Claude Monet, Ninfee

In seguito egli acquistò un terreno situato in un declivio vicino alle rive della Senna. In quel tempo tutti gli artisti erano attratti dall'arte giapponese, il cui spirito è quello di far sprigionare le forze racchiuse della natura che devono guidare la vita degli uomini. I Giapponesi, infatti, amano le cose non per la loro bellezza esteriore, ma in virtù della loro efficacia nel provocare https://www.verdeepaesaggio.it/immagini mentali. Monet riunì una notevole collezione di stampe di artisti nipponici, Hokusai, Utamaro, Hiroshige e questo clima giapponesizzante spinge il pittore giardiniere a pensare il suo secondo giardino secondo la tradizione millenaria dell'impero del Sol Levante.
Attorno ad uno stagno alimentato da un affluente della Senna, e cavalcato da un ponte da geisha adorno di glicine, ecco le pallide ninfee fatte venire dal Giappone che ispireranno all'artista il più lungo ciclo pittorico della storia dell'arte. Monet dipinge l'idea della ninfea, la sua fantasia, lo stato d'animo in una straordinaria effusione cromatica dove la pittura si confonde con l'oggetto rappresentato in un misterioso farsi tuttuno nel suo grado massimo di fluidità. Marcel Proust nel primo volume della "Recherche", titolato "La strada di Swann", pubblicato nel 1913, descrive impressionisticamente un paesaggio fluviale, quello attorno al corso della Vivonne, che è un autentico giardino di ninfee. Di grande precisione e analiticità il mondo dei fiori acquatici si consegna alla nostra attenzione attraverso la perizia verbale che si assimila all'oggetto descritto restituendogli corpo e sentimento.
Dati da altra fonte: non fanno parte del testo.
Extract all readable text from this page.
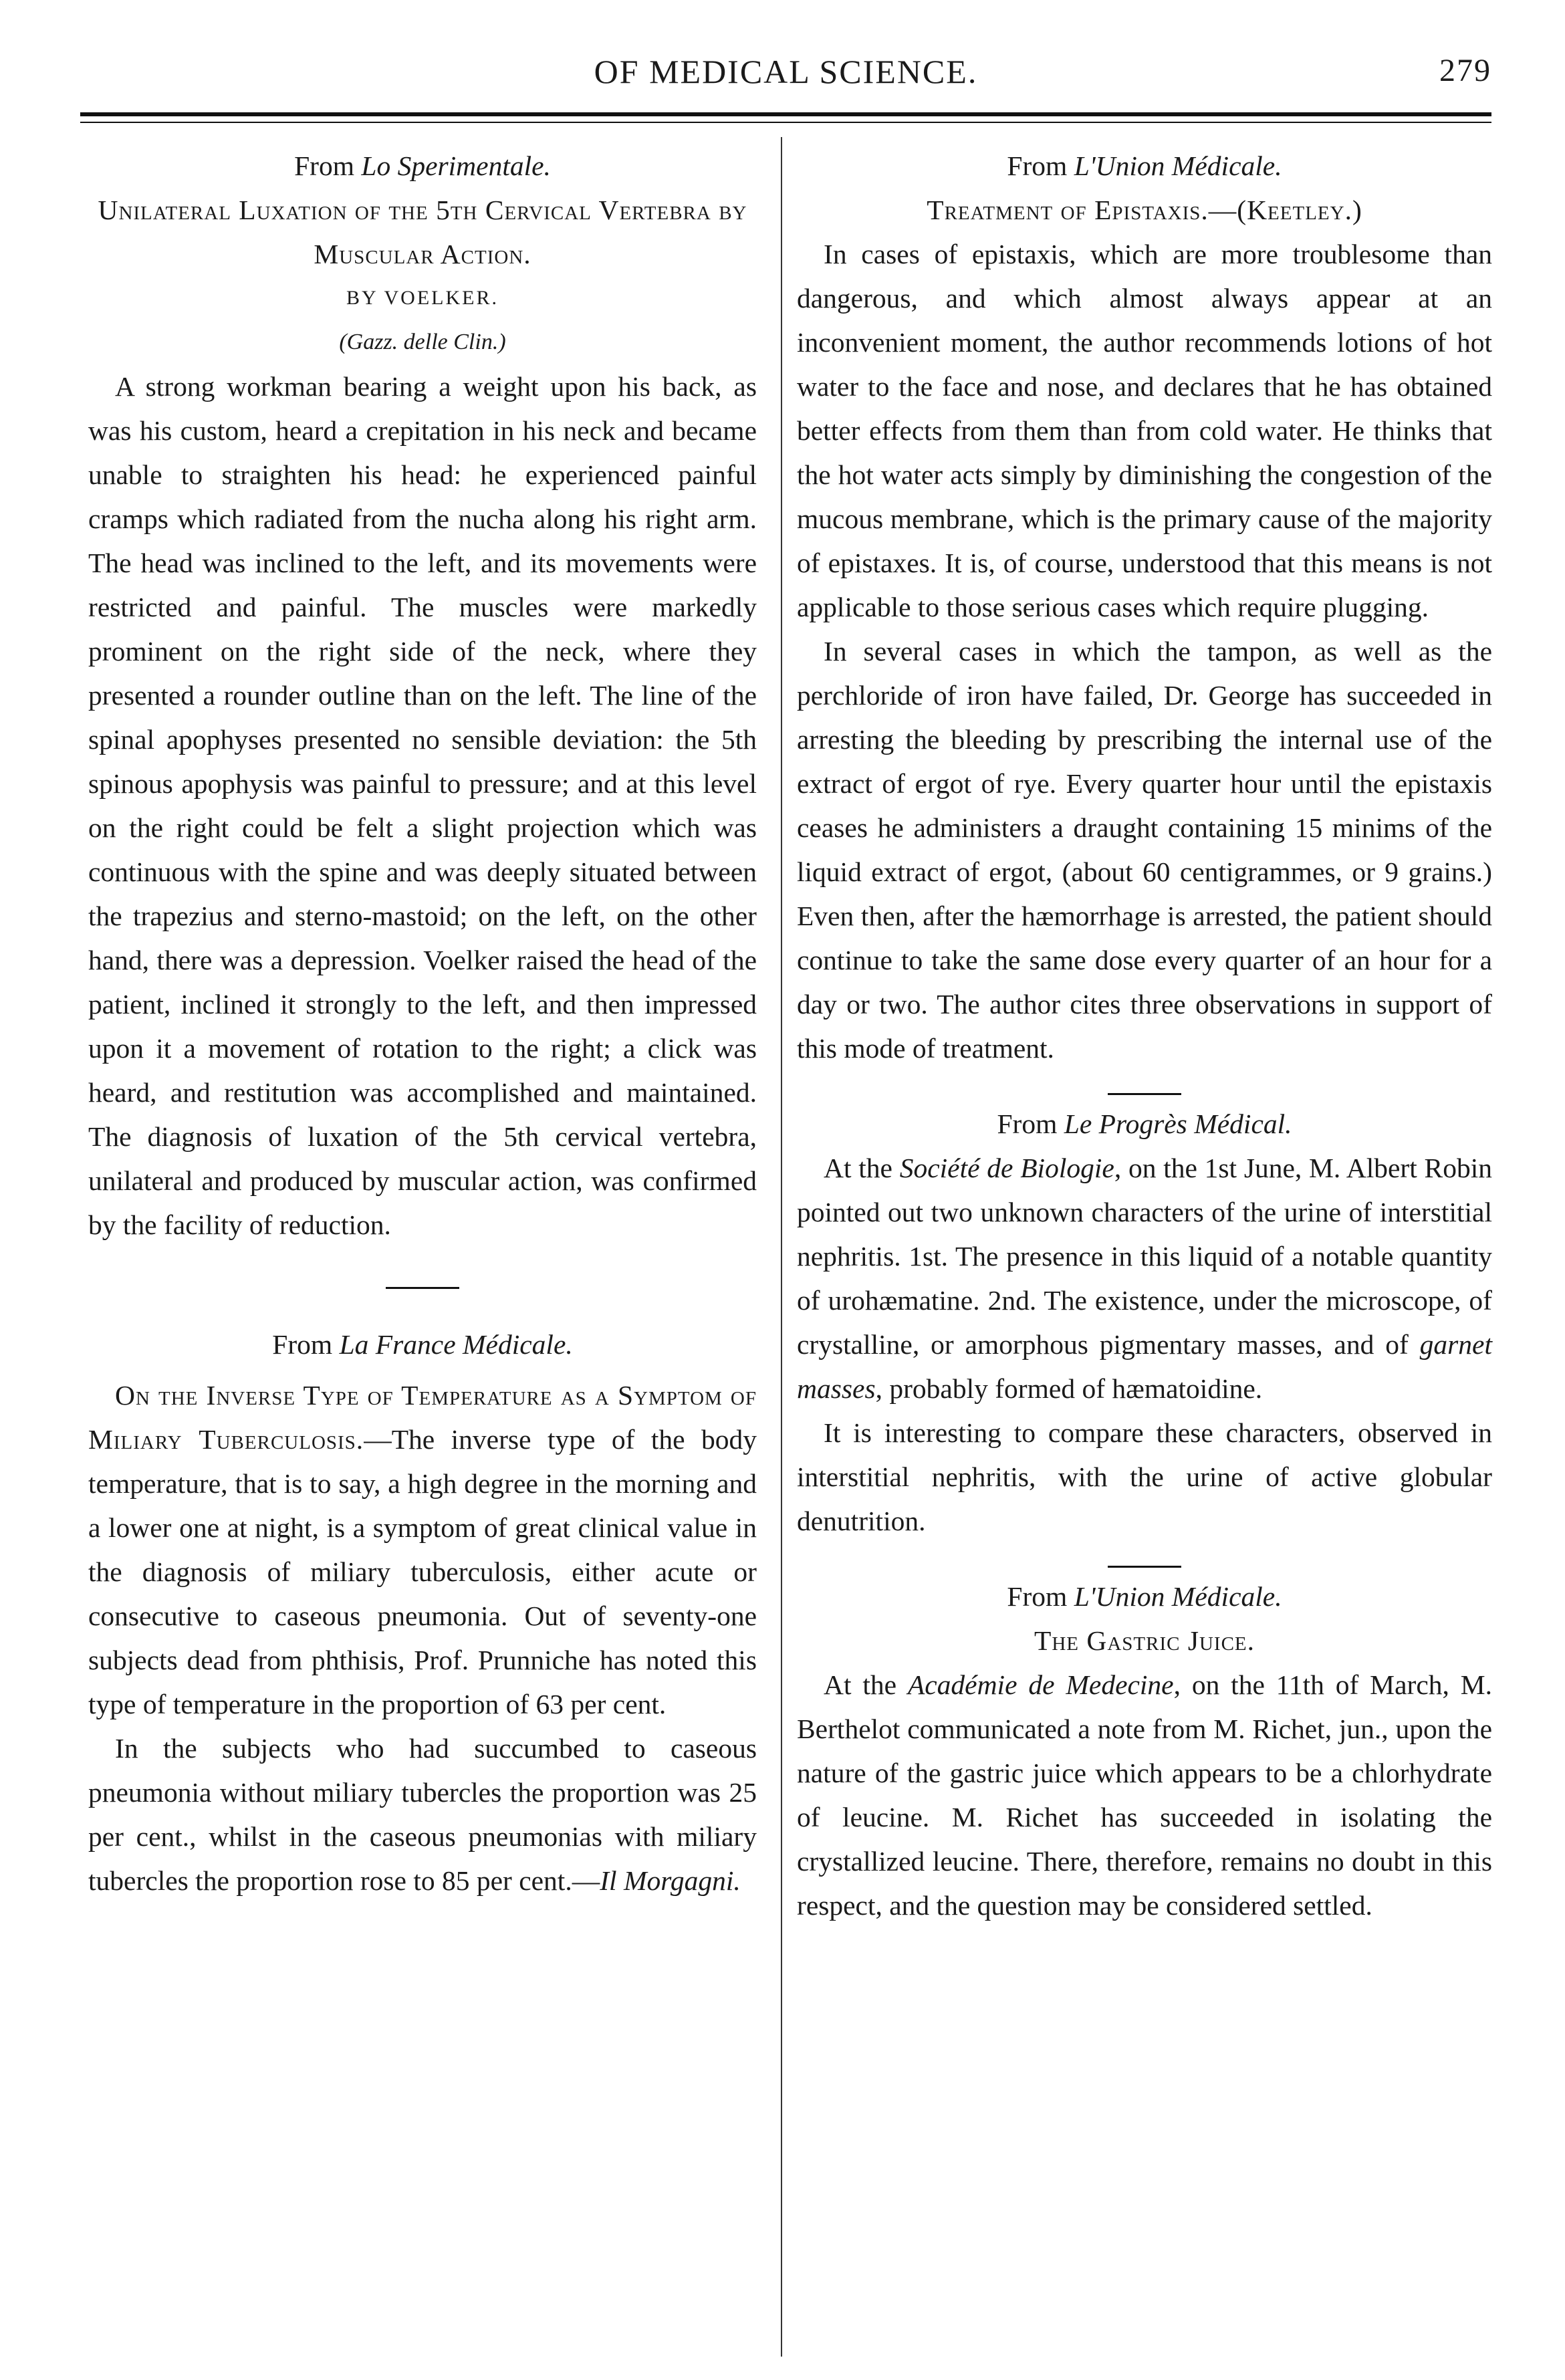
OF MEDICAL SCIENCE.	279

From Lo Sperimentale.

Unilateral Luxation of the 5th Cervical Vertebra by Muscular Action.

BY VOELKER.

(Gazz. delle Clin.)

A strong workman bearing a weight upon his back, as was his custom, heard a crepitation in his neck and became unable to straighten his head: he experienced painful cramps which radiated from the nucha along his right arm. The head was inclined to the left, and its movements were restricted and painful. The muscles were markedly prominent on the right side of the neck, where they presented a rounder outline than on the left. The line of the spinal apophyses presented no sensible deviation: the 5th spinous apophysis was painful to pressure; and at this level on the right could be felt a slight projection which was continuous with the spine and was deeply situated between the trapezius and sterno-mastoid; on the left, on the other hand, there was a depression. Voelker raised the head of the patient, inclined it strongly to the left, and then impressed upon it a movement of rotation to the right; a click was heard, and restitution was accomplished and maintained. The diagnosis of luxation of the 5th cervical vertebra, unilateral and produced by muscular action, was confirmed by the facility of reduction.

From La France Médicale.

On the Inverse Type of Temperature as a Symptom of Miliary Tuberculosis.—The inverse type of the body temperature, that is to say, a high degree in the morning and a lower one at night, is a symptom of great clinical value in the diagnosis of miliary tuberculosis, either acute or consecutive to caseous pneumonia. Out of seventy-one subjects dead from phthisis, Prof. Prunniche has noted this type of temperature in the proportion of 63 per cent.

In the subjects who had succumbed to caseous pneumonia without miliary tubercles the proportion was 25 per cent., whilst in the caseous pneumonias with miliary tubercles the proportion rose to 85 per cent.—Il Morgagni.

From L'Union Médicale.

Treatment of Epistaxis.—(Keetley.)

In cases of epistaxis, which are more troublesome than dangerous, and which almost always appear at an inconvenient moment, the author recommends lotions of hot water to the face and nose, and declares that he has obtained better effects from them than from cold water. He thinks that the hot water acts simply by diminishing the congestion of the mucous membrane, which is the primary cause of the majority of epistaxes. It is, of course, understood that this means is not applicable to those serious cases which require plugging.

In several cases in which the tampon, as well as the perchloride of iron have failed, Dr. George has succeeded in arresting the bleeding by prescribing the internal use of the extract of ergot of rye. Every quarter hour until the epistaxis ceases he administers a draught containing 15 minims of the liquid extract of ergot, (about 60 centigrammes, or 9 grains.) Even then, after the hæmorrhage is arrested, the patient should continue to take the same dose every quarter of an hour for a day or two. The author cites three observations in support of this mode of treatment.

From Le Progrès Médical.

At the Société de Biologie, on the 1st June, M. Albert Robin pointed out two unknown characters of the urine of interstitial nephritis. 1st. The presence in this liquid of a notable quantity of urohæmatine. 2nd. The existence, under the microscope, of crystalline, or amorphous pigmentary masses, and of garnet masses, probably formed of hæmatoidine.

It is interesting to compare these characters, observed in interstitial nephritis, with the urine of active globular denutrition.

From L'Union Médicale.

The Gastric Juice.

At the Académie de Medecine, on the 11th of March, M. Berthelot communicated a note from M. Richet, jun., upon the nature of the gastric juice which appears to be a chlorhydrate of leucine. M. Richet has succeeded in isolating the crystallized leucine. There, therefore, remains no doubt in this respect, and the question may be considered settled.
Qua e là, alla superficie, rosseggiava come una fragola un fior di ninfea dal cuore scarlatto, bianco agli orli. Più lontano, i fiori più numerosi erano più pallidi, meno lisci, più graniti, più increspati, e disposti dal caso in volute di tanta grazia che pareva di veder nuotare alla deriva, come dopo lo sfogliarsi malinconico d'una festa galante, delle rose borraccine in ghirlande disciolte.
Altrove, un angolo sembrava riservato alle specie più comuni, che sciorinavano i lindi bianchi e rosa della giuliana, lavati come porcellana con cura casalinga, mentre un po' più lontano, serrate le une contro le altre in una vera aiuola galleggiante, si sarebbero dette delle viole del pensiero, venute a posare come farfalle le loro ali bluastre e lucenti sull'obliquità trasparente di quell'aiuola acquatica: di quell'aiuola celeste, anche: ché essa dava ai fiori un suolo d'un colore più prezioso, più commovente del colore degli stessi fiori; e, sia che nel pomeriggio facesse sfavillare sotto le ninfee il caleidoscopio d'una felicità attenta, mobile e silenziosa, sia che verso sera, come qualche porto lontano, s'empisse del color rosa e dei sogni del tramonto, mutando senza posa per rimanere sempre intonata, intorno alle corone di tinta più fissa, con quel che c'è nell'ora di più profondo, di più fuggitivo, di più misterioso, – con quel che c'è in essa d'infinito, – pareva averle fatte germogliare in pieno cielo".